I get questions about paramotors that sometimes include the comment: “I’d like to have extra power in case of emergencies.” It’s a common and sensible desire, but is it a good idea? And if so, how important is it?
Before throwing in my 2 cents, I’d suggest getting advice from an instructor who knows your skills, sites, and situation because that impacts the choices immensely. Here is some of what should go into into the answer.
Generally speaking, have enough power to give an initial climb rate of at least 200 feet per minute. If you’re heavier, or launching from high elevation, that obviously means more power. An 80cc motor near sea level will climb a 180 pound pilot fine but not at 5000 feet. Experience suggests that 200 fpm is enough to get out of most situations at our slow speeds. For sure there will be situations where more power is better but that comes at some cost as covered below.
Lower power just means more planning. In my observation of paramotor unreliability, flying into places that rely on power is a bad risk trade. I’ve had engine failures on several demos with low time. Pilots have been hurt when they flew over unlandable terrain and the motor quit. So flying into a place where you count on the motor running is already something to avoid. And avoidance is so easy: at 25 mph, a reasonably skilled pilot can climb out within a 90 foot diameter space using a 30° bank (here is a bank/turn calculator). Just don’t descend into a space smaller than that to preserve the ability to climb out of it. If you had a 200 foot climb rate to begin with, you should be able to keep climbing even with the 15% loss of lift from being banked.
Or maintain a long, skinny climbout option. Lower power means more vigilance for wires, though, in that situation since it will take more time to climb out.
There are situations where more power is good, of course. For example, flying down a blind canyon then realizing it ends and you can’t outclimb the wall. Maybe more power would get you out of that spot, but better planning is a much better plan. Going down blind canyons has proven to be a bad play even on powerful machines, especially given how wind spills into canyons causing sink.
If you’re flying low and find slowly rising terrain, more power will be welcome.

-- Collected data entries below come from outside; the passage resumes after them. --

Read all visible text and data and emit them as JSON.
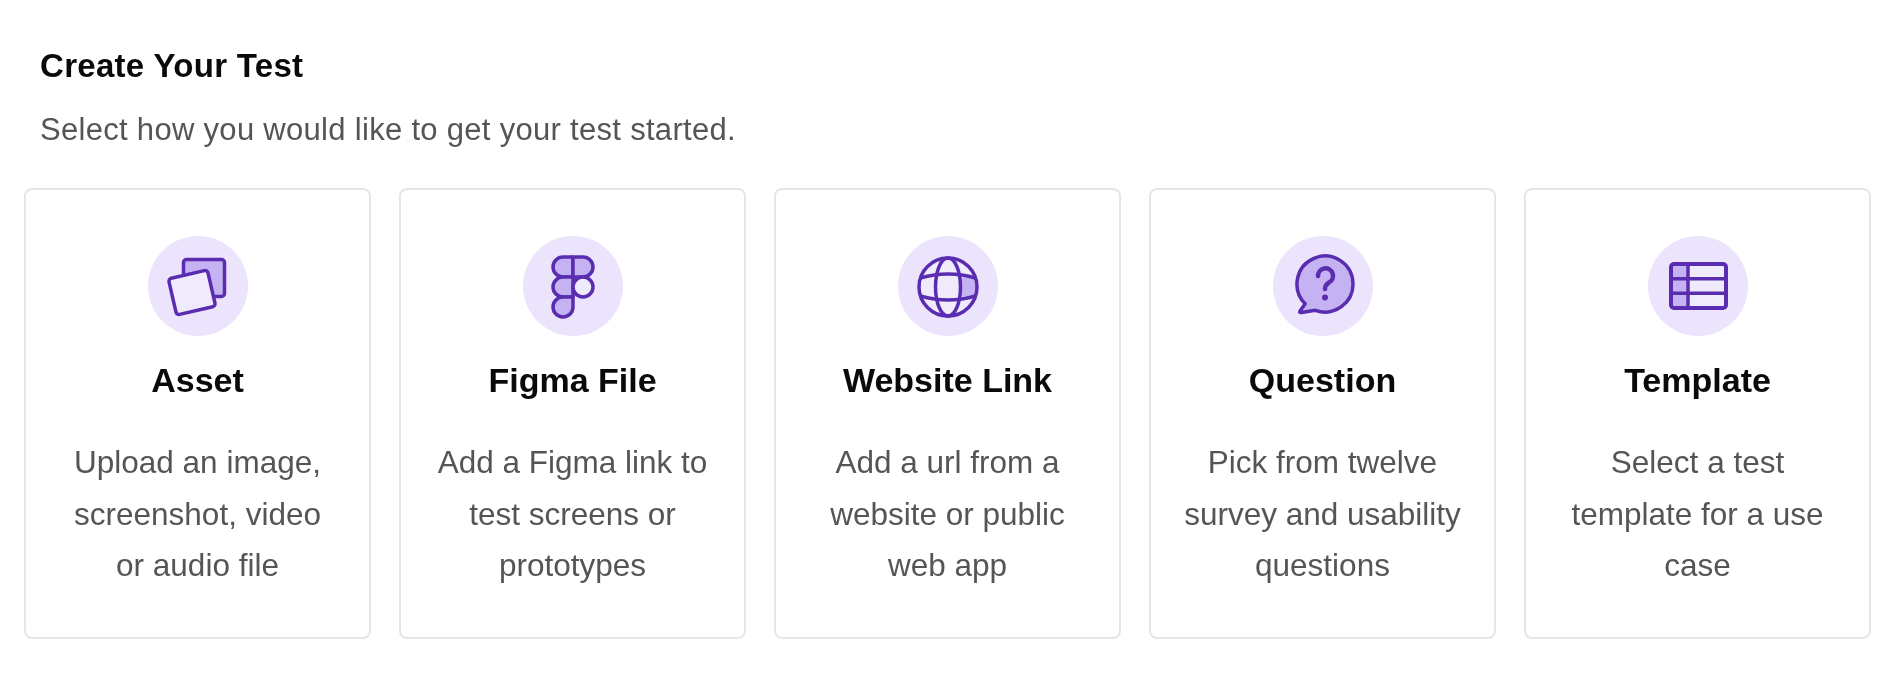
{
  "header": {
    "title": "Create Your Test",
    "subtitle": "Select how you would like to get your test started."
  },
  "options": [
    {
      "kind": "asset",
      "title": "Asset",
      "description": "Upload an image, screenshot, video or audio file"
    },
    {
      "kind": "figma",
      "title": "Figma File",
      "description": "Add a Figma link to test screens or prototypes"
    },
    {
      "kind": "website",
      "title": "Website Link",
      "description": "Add a url from a website or public web app"
    },
    {
      "kind": "question",
      "title": "Question",
      "description": "Pick from twelve survey and usability questions"
    },
    {
      "kind": "template",
      "title": "Template",
      "description": "Select a test template for a use case"
    }
  ]
}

If an aircraft or heavy ultralight flies in front of your flight path it’s nice to have more power to climb above his wake.
Downsides of More Power
It’s not all lollipops and roses, though. There are downsides, especially for new pilots. Even experienced paraglider pilots transitioning to power have been hurt from some side effects of more power:
- Starting the motor is more dangerous, especially for foot launchers. It doesn’t take much throttle to knock you off balance and eat into a body part. Use methods mentioned here and in the book to mitigate risk.
- There’s more likelihood of twisting and all that goes with that.
- More power means more likelihood of getting into pilot-aggravated oscillations.
- More power usually means more weight which, for footlaunchers, makes falling more likely. Some newer machines have come a long way in this area but always be aware of trade-offs there.
- More power means more abrupt throttle response. Our hands only have so much travel so will the throttle. A motor that goes to 160 pounds of thrust must do so in the same amount of travel as one that goes to 100. If there’s twisting involved, sudden power changes can be bad. Or on launch: if you’re just bringing the wing up without power, then throttle up while still leaned forward, the sudden burst of thrust can easily plant the face. You get the rose’s thorns.
If you’re fairly new to paramotoring, even as a highly experienced paraglider pilot, these can be potentially lethal outcomes. For many years I flew an extremely low powered machine (direct drive) and just had to do a lot more planning. Descending to do footdrags meant thinking about terrain slope and surrounding obstructions, especially since I couldn’t do more about a 10° bank (3% loss of lift).
It’s about balance. Before going to a powerful machine, be skilled enough to handle the throttle well, to almost instinctively reduce power at the first sign of twisting, and to be able to finesse it on launch. But have enough power for that 200 fpm climb.
Be balanced and enjoy thrusting to the heights.